Do Either DDD or DDD But Not DDD

Written on 13 January 2014

If you think this is a joke, well, it isn’t. Usually there are 3 ways to design an application.

Domain Driven Design (DDD) is best fit for rich business domain. The Domain is the most important part of the app, the core around which the rest of the app is built. You start with the modelling of the business concepts and use cases. The design is driven by the business.

For CRUD apps, you can employ Data Driven Design (DDD). You define the data structures which are the app’s core. All that matters is the data that we want to input, store and retrieve as fast a possible. Everything is centered around the data structures.

And there you have one of the most used approaches, (Relational) Database Driven Design (DDD). You start the app by designing the database schema, tables and relations. Everything revolves around the database and relational rules. You have only one problem though: it’s kinda the wrong approach.

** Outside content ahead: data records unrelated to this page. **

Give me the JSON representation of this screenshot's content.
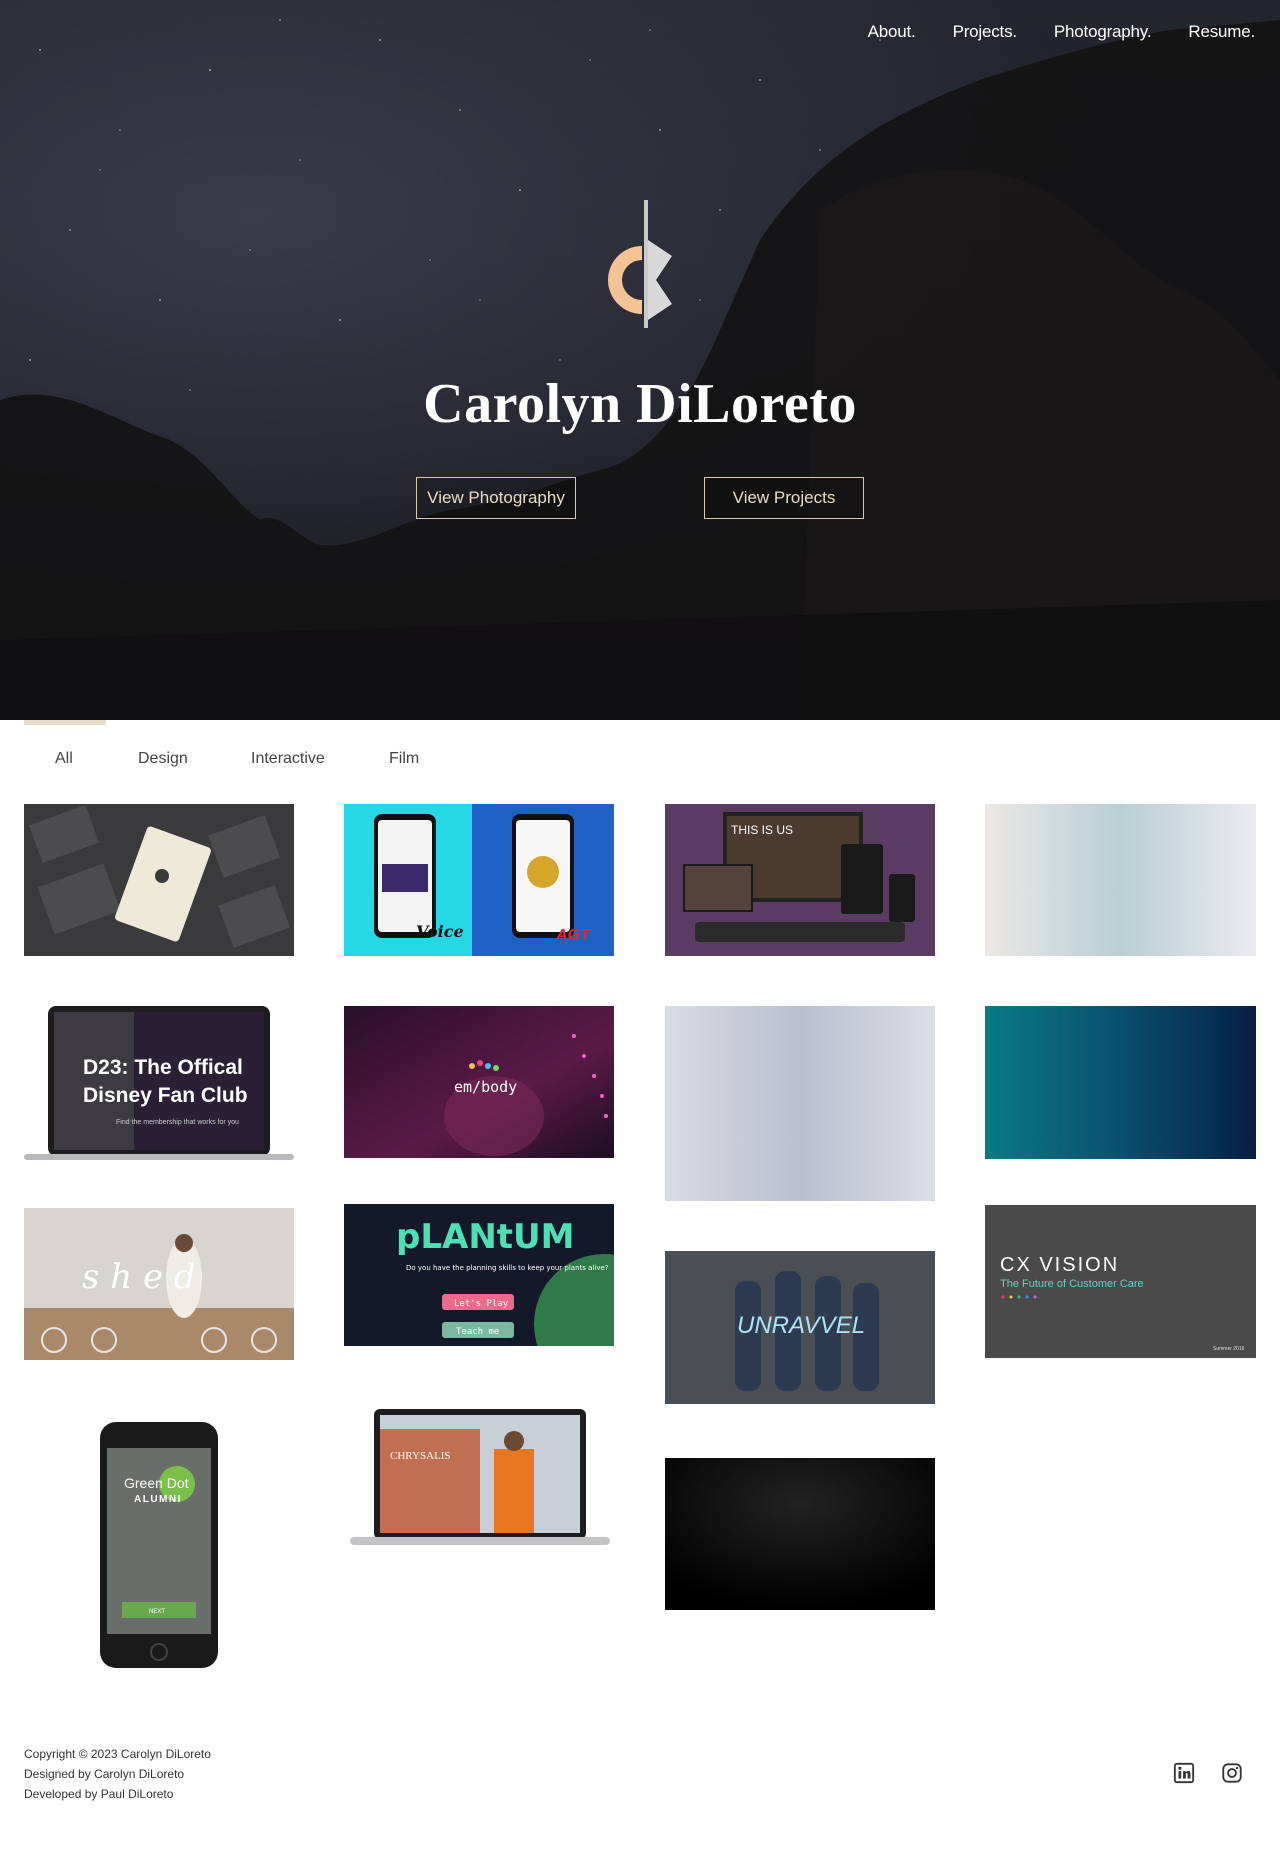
{
  "nav": {
    "items": [
      {
        "label": "About."
      },
      {
        "label": "Projects."
      },
      {
        "label": "Photography."
      },
      {
        "label": "Resume."
      }
    ]
  },
  "hero": {
    "name": "Carolyn DiLoreto",
    "btn_photography": "View Photography",
    "btn_projects": "View Projects"
  },
  "filters": {
    "all": "All",
    "design": "Design",
    "interactive": "Interactive",
    "film": "Film"
  },
  "projects": {
    "d23_title_line1": "D23: The Offical",
    "d23_title_line2": "Disney Fan Club",
    "d23_sub": "Find the membership that works for you",
    "embody": "em/body",
    "shed": "s h e d",
    "plantum_title": "pLANtUM",
    "plantum_q": "Do you have the planning skills to keep your plants alive?",
    "plantum_btn1": "Let's Play",
    "plantum_btn2": "Teach me",
    "unravvel": "UNRAVVEL",
    "cx_title": "CX VISION",
    "cx_sub": "The Future of Customer Care",
    "cx_foot": "Summer 2016",
    "greendot_line1": "Green Dot",
    "greendot_line2": "ALUMNI",
    "greendot_next": "NEXT",
    "chrysalis": "CHRYSALIS",
    "thisisus": "THIS IS US",
    "voice": "Voice",
    "agt": "AGT"
  },
  "footer": {
    "copyright": "Copyright © 2023 Carolyn DiLoreto",
    "designed": "Designed by Carolyn DiLoreto",
    "developed": "Developed by Paul DiLoreto"
  },
  "icons": {
    "linkedin": "linkedin-icon",
    "instagram": "instagram-icon"
  },
  "colors": {
    "accent": "#e8dcc6",
    "logo_peach": "#f3c295"
  }
}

In the first 2 DDD approaches you have either the rich behaviour or the data structures at the centre. They are the reason the application exists, the value the software brings. But the db driven design is all about the db. Is the reason of your app, the database? Is it its purpose just to store things? If you want that, every major RDBMS vendor has some kind of an app builder, that sits on top the db and allows you to enter data and to create queries (reports). Why bother wasting time and money developing a whole new application?

Starting with the db design is harmful for both your rich domain or the data structures. Because you will employ a db centric mindset and put the needs of the db before the reason for which the app exists. Even when dealing with data structures, you want those structures to be defined according to the business needs and not according to relational mindset. You shouldn’t care about one to many, indexes or normalization when designing, because your app isn’t about those.

Database cares about one things only: persistence of data. Yes, you want fast queries, but that’s an implementation detail. All the persistence details should stop at the Persistence Layer boundary. They shouldn’t exist outside Persistence. Rich or anaemic behaviour, it doesn’t matter. The application’s core design should be ignorant of the persistence.

Every time you start your Domain Driven Design or Data Driven Design with the database, you’re just making your life harder. Your ‘domain’ objects or data structures will be designed to serve the rdbms first and the business second. This is NOT what you want.

Design the business objects first, the business model. Use the repository to abstract persistence i.e ignore the database (this means use in-memory repository implementations). After everything works properly, go to the database and design the schema best for what the app needs. If your persistence model doesn’t match 1:1 the business model (anaemic as it might be), just use a mapper. Keep your models clean and focused, serving only one master (context).

In conclusion: do either DDD (domain driven design) or DDD (data driven design) but never DDD (database driven design).